ISRO espionage case: CBI books ex-cops under scanner for Nambi Narayanan's frame-up

Nambi Narayanan
Nambi Narayanan

Thiruvananthapuram: A Supreme Court-mandated probe by the Central Bureau of Investigation (CBI) to unravel the suspected plot of a few police personnel to falsely implicate former ISRO scientist Nambi Narayanan is set to pick up the pace with the filing of First Information Report at the Chief Magistrate Court here, a month after the agency registered the case in this regard. In all, there are 18 accused, including the then Pettah police station Circle Inspector S Vijayan and then SIT chief Siby Mathews.

Vijayan is the accused number 1 as per the FIR. All the accused are either former personnel of the Kerala Police or the Intelligence Bureau.

The accused no 2 is Thampi S Durgadutt who was the SI of the Pettah station in the state capital.

V R Rajeevan, who was then the Trivandrum City Police Commissioner, is the accused no: 3.

Siby Mathews is accused no: 4. He later retired as the Director General of Police. 

RB Sreekumar, the ex-deputy director of the Intelligence Bureau, is the accused no. 7.

Apex court action on Narayanan's plaint

The Supreme Court, on April 15, had directed the CBI to conduct further investigation into the allegations that the police had foisted false charges on Narayanan. The order was based on the findings of a three-member committee under retired apex court judge Justice DK Jain.

Narayanan had approached the Supreme Court seeking action against Kerala police officials. The CBI had earlier given a clean chit to Narayanan after the initial cases against him were handed over to it.

Narayanan, the then director of the cryogenic project at the Indian Space Research Organisation (ISRO), along with the then ISRO deputy director D Sasikumaran, were arrested by the Kerala Police in 1994 for allegedly selling secret official documents to Pakistan through a Maldivian woman, Rasheeda.

The others arrested along with them were Rasheeda and Fousiya Hasan, her Maldivian friend.

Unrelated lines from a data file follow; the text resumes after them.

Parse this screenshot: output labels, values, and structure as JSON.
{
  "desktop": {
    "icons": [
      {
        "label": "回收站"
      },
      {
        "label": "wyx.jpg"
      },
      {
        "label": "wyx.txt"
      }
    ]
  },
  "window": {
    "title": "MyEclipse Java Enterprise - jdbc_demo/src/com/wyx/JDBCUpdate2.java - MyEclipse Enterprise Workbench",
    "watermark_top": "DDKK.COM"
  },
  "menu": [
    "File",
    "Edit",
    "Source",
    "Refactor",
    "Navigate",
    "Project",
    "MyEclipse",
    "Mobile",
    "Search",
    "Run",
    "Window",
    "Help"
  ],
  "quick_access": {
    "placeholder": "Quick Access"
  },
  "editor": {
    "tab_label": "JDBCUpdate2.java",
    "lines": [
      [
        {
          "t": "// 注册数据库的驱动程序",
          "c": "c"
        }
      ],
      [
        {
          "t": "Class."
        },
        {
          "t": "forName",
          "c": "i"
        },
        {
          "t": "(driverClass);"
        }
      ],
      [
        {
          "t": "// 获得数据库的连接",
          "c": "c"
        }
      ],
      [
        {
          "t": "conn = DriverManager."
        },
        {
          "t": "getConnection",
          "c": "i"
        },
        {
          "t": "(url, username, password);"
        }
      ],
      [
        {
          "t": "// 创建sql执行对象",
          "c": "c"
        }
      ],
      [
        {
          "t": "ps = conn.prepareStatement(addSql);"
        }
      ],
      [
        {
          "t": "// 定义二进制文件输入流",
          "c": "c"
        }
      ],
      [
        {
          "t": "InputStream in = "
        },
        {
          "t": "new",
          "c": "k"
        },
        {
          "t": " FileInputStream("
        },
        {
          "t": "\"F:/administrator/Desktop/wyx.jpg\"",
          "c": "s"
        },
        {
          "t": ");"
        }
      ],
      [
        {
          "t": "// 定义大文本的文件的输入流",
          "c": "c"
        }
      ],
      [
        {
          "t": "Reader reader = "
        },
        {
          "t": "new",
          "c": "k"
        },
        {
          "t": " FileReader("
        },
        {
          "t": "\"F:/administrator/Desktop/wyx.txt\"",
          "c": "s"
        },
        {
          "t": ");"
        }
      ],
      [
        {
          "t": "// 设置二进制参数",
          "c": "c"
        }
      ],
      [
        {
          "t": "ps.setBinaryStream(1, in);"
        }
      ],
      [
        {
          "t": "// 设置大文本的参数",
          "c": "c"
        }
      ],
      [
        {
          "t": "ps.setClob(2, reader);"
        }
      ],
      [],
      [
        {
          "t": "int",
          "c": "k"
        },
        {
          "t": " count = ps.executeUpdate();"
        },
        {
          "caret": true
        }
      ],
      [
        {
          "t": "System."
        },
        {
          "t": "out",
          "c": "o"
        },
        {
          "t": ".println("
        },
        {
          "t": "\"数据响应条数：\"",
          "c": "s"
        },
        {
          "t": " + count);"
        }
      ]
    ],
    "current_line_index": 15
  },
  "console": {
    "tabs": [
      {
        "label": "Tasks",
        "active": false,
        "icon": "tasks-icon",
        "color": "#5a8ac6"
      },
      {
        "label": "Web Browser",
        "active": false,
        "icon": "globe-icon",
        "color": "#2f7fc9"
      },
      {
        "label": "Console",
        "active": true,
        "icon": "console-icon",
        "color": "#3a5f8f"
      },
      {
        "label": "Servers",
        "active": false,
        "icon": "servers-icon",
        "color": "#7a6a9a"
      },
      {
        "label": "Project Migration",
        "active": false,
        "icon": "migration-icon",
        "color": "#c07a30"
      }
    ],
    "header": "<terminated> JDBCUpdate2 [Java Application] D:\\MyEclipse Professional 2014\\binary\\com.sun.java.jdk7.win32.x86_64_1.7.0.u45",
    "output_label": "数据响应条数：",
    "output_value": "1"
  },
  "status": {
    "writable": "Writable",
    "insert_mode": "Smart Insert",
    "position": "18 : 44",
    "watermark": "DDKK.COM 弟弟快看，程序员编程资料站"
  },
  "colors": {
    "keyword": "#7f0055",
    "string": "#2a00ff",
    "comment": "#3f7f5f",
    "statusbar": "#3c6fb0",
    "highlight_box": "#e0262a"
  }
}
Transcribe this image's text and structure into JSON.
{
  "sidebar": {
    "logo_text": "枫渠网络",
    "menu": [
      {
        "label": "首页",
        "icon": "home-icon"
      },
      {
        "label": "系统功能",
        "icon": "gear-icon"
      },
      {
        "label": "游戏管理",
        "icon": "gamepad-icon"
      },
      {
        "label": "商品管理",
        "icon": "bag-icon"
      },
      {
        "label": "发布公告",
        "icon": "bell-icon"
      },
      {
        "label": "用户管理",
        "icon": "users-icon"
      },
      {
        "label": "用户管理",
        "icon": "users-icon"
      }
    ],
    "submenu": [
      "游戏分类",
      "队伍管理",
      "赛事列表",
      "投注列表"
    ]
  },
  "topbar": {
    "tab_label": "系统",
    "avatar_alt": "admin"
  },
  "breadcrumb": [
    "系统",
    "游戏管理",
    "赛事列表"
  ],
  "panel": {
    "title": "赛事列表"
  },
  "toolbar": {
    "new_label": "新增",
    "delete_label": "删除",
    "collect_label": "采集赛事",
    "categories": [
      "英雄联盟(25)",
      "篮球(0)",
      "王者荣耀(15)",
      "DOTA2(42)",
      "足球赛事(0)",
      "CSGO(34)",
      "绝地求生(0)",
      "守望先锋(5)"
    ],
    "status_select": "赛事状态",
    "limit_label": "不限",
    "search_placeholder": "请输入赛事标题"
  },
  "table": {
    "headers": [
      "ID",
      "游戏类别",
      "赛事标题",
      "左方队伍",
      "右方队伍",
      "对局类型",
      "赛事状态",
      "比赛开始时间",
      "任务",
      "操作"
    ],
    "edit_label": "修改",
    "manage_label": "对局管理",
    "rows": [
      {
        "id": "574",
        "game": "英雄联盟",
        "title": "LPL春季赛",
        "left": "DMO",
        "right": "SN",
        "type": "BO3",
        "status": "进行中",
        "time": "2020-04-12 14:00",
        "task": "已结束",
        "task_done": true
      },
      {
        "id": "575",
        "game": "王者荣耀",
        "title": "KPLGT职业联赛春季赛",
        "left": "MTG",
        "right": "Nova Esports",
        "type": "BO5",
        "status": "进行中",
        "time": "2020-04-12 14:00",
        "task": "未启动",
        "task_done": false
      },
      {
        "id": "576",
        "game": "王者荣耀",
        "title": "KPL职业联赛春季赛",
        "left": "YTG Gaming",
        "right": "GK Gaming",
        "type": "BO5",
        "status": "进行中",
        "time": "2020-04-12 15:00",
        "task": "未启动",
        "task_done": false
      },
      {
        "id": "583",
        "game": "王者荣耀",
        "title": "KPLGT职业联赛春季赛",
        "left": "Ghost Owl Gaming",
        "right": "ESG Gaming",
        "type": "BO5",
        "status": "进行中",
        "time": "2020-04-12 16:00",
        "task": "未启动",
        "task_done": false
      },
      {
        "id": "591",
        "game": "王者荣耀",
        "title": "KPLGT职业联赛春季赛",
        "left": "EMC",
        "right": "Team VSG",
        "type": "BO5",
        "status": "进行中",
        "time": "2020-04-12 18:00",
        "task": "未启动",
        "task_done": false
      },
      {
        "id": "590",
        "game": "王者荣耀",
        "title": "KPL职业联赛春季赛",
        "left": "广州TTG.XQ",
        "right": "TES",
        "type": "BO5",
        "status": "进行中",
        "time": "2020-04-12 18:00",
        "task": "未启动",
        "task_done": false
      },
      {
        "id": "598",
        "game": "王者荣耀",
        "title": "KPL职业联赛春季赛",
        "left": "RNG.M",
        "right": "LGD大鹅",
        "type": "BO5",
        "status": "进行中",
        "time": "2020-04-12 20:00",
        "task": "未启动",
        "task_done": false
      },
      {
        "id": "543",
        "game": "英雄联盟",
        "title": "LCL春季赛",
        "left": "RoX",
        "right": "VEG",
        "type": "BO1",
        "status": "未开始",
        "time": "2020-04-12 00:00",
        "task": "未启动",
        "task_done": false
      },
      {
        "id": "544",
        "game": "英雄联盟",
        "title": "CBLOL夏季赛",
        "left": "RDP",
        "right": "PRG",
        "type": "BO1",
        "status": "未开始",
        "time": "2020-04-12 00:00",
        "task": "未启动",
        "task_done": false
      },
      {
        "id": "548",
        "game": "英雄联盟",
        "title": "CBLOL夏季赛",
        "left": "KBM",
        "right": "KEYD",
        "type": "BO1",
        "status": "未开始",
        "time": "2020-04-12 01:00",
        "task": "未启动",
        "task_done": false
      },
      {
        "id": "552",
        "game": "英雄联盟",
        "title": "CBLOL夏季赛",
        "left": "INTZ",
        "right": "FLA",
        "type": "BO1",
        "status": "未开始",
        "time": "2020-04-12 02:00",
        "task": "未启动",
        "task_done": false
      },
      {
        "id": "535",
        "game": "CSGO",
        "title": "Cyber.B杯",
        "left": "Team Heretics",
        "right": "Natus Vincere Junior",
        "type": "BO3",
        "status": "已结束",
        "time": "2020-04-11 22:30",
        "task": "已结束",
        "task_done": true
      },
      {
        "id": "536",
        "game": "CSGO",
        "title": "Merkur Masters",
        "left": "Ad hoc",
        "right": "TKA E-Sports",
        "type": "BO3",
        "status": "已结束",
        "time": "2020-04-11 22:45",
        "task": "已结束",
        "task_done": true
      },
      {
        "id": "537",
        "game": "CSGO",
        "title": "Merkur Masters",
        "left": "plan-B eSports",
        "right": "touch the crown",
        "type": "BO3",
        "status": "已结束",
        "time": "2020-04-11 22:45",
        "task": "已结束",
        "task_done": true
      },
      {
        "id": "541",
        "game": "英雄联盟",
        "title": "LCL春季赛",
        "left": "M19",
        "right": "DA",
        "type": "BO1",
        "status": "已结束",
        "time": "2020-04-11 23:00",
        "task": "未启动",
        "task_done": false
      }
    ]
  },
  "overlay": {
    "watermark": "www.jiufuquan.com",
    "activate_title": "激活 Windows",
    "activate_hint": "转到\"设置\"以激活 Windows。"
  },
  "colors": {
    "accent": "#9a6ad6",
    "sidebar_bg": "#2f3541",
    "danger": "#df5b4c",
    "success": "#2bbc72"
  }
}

The police had registered two cases at Thiruvananthapuram's Vanchiyoor police station in October and November, 1994, against Rasheeda on charges of staying in the country beyond visa limits and espionage. She was arrested by Vijayan for allegedly obtaining secret drawings of ISRO rocket engines in order to sell them to Pakistan.

Narayanan had said the Kerala police had "fabricated" the case and the technology he was accused to have stolen and sold in the 1994 case did not even exist at that time.

The controversy during the rule of the Congress-led UDF government in Kerala had assumed political colour, leading to the resignation of Chief Minister K Karunakaran.